Book review: Try to see it my way.

Unfair?

A few weeks ago, Penguin books sent us ‘Try to See it My Way: Being fair in Love and Marriage’ by Janet Hibbs, Ph.D. and Karen Getzen, Ph.D.. We weren’t asked for our opinion but we are always ready to share it.  After reading the book, we felt it fell within the realm of our CoupleDumb to discuss the theories that Dr. Hibbs proposes in this book.  We will try to do her work justice.  

          As some of you know, Lee is a psychotherapist who specialized in addiction. Her degree in Marriage and Family therapy gave her a specific way of looking at marriage and families as systems. Hibbs is a contextual therapist who studied under Nagy himself. Sure, it may not seem a big deal to you but to a MFT geek, it is.

     In ‘Try to See it My Way’, Hibbs and Getzen proposes that fairness is the foundation of a healthy, happy marriage. She discusses how a couple can begin to recognize an imbalance in a relationship and provides them with easy techniques for rebuilding a marriage. The book is organized into chapters with interesting tests and assignments for couples. And, throughout the book, she peppers the theoretical with examples from her own practice which bring the abstract to life.

          Now, for those of you who aren’t up on the psych jargon, we tend to have different perspectives on the same topics. A wonderful therapist we know here in Miami, Robert Hafner, uses the example of a movie. Each scene can be seen through a different camera and that perspective is true to that cameraman. In this case, our camera is pointed at an individual and hers is pointed at the imaginary see-saw between the couple. The words may be different but our theoretical models are similar.

          For example, we agree with Hibbs and Getzen that it is imperative that a person understand their family of origin and the effects it had on their current behavior.  Where we diverge is our opinions on feelings. Whereas Hibbs and Getzen do give feelings their merit, they also make them suspect due to the fact that they can be distorted. In our opinions, feelings are all we have. Feelings are completely subjective but they are elicited from the depths of our memories and experiences. Those occurrences molded us. In Hibbs and Getzen world of fairness, this is where we figured out what our fairness model is. In our world, despite another person’s behavior, our feelings are our responsibility. No one can make you feel anything. You choose to feel. So it follows in a healthy relationship that you explain to your partner what hurts you and how you like things. Give them a blueprint of you!

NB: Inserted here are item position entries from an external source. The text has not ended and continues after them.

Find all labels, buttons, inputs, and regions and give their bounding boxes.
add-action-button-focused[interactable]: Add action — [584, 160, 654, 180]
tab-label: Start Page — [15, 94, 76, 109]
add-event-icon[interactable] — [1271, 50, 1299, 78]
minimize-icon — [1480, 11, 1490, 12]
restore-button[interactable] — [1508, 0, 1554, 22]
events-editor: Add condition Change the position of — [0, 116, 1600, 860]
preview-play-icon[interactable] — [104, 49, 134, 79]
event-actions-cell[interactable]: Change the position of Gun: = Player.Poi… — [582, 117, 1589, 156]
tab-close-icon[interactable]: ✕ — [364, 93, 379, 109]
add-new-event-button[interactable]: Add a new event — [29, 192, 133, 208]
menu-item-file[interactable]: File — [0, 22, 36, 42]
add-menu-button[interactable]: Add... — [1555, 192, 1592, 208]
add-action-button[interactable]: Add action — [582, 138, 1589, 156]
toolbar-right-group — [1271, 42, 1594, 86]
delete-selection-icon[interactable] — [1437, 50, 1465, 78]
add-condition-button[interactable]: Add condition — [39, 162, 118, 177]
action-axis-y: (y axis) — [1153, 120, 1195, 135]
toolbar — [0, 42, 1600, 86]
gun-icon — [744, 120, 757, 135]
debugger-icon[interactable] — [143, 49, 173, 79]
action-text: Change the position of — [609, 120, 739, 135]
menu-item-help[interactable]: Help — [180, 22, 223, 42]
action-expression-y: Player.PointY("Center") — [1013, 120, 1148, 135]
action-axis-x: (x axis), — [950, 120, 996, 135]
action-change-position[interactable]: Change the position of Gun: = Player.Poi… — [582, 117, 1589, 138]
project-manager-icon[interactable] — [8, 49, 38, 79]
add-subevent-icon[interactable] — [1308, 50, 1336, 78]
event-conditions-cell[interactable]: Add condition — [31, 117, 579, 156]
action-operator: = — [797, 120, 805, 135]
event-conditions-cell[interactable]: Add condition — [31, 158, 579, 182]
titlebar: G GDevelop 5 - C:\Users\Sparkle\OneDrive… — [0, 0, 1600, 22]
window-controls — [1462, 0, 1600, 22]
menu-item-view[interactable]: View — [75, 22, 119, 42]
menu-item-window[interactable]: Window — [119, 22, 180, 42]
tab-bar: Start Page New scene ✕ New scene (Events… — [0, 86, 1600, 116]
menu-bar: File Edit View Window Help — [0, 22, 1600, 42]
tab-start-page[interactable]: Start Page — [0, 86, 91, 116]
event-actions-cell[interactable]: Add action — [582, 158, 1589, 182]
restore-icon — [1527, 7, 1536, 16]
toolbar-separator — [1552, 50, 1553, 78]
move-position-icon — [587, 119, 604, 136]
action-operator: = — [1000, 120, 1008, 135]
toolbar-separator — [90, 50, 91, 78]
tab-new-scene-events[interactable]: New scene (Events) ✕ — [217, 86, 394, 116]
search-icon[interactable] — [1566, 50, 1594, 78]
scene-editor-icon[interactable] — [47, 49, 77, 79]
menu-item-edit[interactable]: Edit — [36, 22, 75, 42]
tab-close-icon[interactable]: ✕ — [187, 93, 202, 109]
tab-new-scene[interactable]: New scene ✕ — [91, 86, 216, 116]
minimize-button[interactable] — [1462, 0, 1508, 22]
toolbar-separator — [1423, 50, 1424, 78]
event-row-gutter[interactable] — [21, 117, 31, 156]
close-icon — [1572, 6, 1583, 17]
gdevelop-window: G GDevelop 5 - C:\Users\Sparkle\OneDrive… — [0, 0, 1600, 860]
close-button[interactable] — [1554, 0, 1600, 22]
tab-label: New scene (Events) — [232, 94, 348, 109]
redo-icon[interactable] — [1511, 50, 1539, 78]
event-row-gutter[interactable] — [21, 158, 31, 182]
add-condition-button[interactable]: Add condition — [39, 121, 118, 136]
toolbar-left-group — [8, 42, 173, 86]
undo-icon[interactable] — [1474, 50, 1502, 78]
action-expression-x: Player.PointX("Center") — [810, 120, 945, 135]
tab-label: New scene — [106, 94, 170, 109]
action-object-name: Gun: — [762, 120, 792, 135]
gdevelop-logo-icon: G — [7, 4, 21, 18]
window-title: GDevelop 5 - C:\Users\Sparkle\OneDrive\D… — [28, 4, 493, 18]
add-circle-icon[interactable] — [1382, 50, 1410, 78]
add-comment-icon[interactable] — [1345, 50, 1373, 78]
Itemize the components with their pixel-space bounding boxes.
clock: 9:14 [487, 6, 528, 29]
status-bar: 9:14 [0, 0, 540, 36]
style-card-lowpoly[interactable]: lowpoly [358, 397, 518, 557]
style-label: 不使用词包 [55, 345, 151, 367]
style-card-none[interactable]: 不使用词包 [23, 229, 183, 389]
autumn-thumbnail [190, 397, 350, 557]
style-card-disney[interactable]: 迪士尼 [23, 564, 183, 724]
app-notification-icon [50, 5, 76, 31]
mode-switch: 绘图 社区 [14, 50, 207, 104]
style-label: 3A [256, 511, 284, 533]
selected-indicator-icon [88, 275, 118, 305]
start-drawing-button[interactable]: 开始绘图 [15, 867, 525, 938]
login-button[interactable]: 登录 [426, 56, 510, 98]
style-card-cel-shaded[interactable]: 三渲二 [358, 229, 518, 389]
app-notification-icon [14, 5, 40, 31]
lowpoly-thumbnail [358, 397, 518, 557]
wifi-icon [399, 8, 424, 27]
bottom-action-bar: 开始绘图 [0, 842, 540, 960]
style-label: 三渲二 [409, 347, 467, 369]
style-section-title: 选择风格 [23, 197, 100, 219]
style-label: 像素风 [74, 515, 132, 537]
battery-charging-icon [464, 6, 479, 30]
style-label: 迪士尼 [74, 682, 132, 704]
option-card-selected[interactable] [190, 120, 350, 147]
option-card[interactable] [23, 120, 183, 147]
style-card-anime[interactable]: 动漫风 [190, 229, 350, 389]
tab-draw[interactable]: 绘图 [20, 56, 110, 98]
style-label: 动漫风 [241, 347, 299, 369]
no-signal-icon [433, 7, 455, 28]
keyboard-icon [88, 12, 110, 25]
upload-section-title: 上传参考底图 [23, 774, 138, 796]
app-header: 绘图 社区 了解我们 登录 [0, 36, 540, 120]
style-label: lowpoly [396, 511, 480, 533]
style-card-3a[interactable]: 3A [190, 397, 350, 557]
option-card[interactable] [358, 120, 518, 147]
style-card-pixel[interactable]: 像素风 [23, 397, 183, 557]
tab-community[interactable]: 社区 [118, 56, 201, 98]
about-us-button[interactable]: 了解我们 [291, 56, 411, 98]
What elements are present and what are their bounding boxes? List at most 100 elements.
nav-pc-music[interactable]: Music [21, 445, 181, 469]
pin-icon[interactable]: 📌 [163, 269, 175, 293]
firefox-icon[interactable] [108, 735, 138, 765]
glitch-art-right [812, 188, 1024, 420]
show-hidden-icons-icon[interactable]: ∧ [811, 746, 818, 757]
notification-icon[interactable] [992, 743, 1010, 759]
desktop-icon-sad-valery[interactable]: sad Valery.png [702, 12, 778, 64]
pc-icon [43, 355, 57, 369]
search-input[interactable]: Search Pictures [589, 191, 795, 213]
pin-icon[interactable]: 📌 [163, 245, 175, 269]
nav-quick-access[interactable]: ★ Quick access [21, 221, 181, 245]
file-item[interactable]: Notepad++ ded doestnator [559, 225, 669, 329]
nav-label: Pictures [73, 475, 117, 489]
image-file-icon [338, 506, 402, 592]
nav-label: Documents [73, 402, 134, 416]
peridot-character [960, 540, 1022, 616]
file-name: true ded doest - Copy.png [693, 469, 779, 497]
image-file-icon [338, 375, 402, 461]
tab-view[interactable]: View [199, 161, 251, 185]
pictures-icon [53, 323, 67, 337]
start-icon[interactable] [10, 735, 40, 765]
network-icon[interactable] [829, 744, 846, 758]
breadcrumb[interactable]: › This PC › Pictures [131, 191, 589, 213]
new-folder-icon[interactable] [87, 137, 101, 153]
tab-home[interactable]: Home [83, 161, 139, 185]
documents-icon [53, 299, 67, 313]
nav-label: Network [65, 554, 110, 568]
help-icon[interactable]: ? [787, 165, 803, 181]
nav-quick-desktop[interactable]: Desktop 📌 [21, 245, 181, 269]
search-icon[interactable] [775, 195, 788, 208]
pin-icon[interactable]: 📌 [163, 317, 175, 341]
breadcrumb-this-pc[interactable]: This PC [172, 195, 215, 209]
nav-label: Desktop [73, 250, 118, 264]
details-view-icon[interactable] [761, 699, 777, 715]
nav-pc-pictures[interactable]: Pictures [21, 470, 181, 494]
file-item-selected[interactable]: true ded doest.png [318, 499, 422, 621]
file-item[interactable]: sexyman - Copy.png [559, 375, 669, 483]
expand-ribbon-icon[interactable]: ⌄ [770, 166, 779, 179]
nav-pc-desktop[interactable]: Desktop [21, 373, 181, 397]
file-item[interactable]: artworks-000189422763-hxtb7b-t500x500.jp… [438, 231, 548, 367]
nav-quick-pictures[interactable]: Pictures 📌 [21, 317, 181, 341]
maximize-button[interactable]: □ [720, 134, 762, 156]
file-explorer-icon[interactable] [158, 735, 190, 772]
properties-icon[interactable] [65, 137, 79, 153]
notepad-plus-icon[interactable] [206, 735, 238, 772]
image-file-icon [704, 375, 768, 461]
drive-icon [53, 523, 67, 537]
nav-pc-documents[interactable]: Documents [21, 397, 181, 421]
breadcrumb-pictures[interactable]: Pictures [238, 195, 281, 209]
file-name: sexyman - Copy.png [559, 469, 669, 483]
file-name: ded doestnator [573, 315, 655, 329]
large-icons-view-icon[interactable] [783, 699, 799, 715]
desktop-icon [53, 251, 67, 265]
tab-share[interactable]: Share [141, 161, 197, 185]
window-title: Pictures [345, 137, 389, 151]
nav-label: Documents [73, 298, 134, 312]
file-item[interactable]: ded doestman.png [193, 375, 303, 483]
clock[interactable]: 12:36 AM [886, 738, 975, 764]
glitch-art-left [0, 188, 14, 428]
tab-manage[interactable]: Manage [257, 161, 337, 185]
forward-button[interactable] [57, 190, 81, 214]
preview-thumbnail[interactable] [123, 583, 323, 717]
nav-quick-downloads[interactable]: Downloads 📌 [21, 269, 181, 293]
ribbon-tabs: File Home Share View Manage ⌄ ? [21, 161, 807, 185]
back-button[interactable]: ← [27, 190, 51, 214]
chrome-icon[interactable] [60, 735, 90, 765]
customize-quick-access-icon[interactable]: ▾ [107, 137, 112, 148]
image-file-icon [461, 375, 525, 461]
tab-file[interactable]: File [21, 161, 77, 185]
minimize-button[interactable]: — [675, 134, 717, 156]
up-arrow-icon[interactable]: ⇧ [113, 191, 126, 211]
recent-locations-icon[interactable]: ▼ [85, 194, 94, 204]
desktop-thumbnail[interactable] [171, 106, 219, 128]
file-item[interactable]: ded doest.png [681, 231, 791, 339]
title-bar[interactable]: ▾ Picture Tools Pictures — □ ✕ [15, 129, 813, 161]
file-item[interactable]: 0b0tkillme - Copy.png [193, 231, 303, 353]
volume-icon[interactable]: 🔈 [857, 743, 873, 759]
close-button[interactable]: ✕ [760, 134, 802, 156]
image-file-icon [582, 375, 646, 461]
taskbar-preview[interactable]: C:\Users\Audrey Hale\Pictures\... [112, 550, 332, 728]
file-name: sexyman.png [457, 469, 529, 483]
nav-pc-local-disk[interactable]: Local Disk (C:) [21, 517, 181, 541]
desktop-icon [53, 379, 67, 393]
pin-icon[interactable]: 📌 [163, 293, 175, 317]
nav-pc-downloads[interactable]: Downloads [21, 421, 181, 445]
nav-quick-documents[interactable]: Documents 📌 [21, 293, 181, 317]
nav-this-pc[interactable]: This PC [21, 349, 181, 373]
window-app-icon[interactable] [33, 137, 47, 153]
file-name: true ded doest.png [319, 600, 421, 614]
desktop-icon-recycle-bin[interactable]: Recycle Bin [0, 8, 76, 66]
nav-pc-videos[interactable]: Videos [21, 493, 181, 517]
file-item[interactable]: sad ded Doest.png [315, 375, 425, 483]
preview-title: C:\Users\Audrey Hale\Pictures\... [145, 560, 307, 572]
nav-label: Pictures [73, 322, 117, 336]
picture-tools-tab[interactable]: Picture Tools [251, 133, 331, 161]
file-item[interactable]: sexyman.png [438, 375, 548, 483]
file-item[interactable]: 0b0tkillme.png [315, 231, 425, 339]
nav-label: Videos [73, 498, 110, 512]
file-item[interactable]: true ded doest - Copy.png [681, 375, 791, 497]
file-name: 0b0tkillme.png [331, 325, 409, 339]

          We have to admit that the beginning of the book was slightly off-putting. She describes a newlywed couple who are arguing because the husband is demanding that the wife stop emailing her former boyfriend. She explains their family of origin issues (the new wife has a domineering mother and the husband is stuck in the belief that love should rule all decisions). She tries to define this issue in the vocabulary of fairness but what we see is a violation of boundaries, issues of unresolved jealousy and defiant behavior at the cost of a relationship. The couple has not defined their entity of marriage.  They have not established their relationship as their priority. They are stuck in their own individual patterns of dysfunction which include some serious victim behavior. They haven’t been reading CoupleDumb!

          We see this book as a good first step into the world of self discovery and towards creating a healthier, stronger relationship (which we would include parenting, as well). We would suggest to any couple committed to developing a lasting relationship to begin delving into their own emotions and family of origins. Wouldn’t you like to know why you freak out when the bed isn’t made or he forgets your birthday? These patterns were set long ago. Consider your therapy as a jack hammer to dislodge these dysfunctional beliefs, judgments and patterns. Later, with a fresh attitude of introspection and knowing that mental health is a journey not a destination, you can sand paper those rough edges and … yeah, no. Just lost the simile. Buy the book and get to work!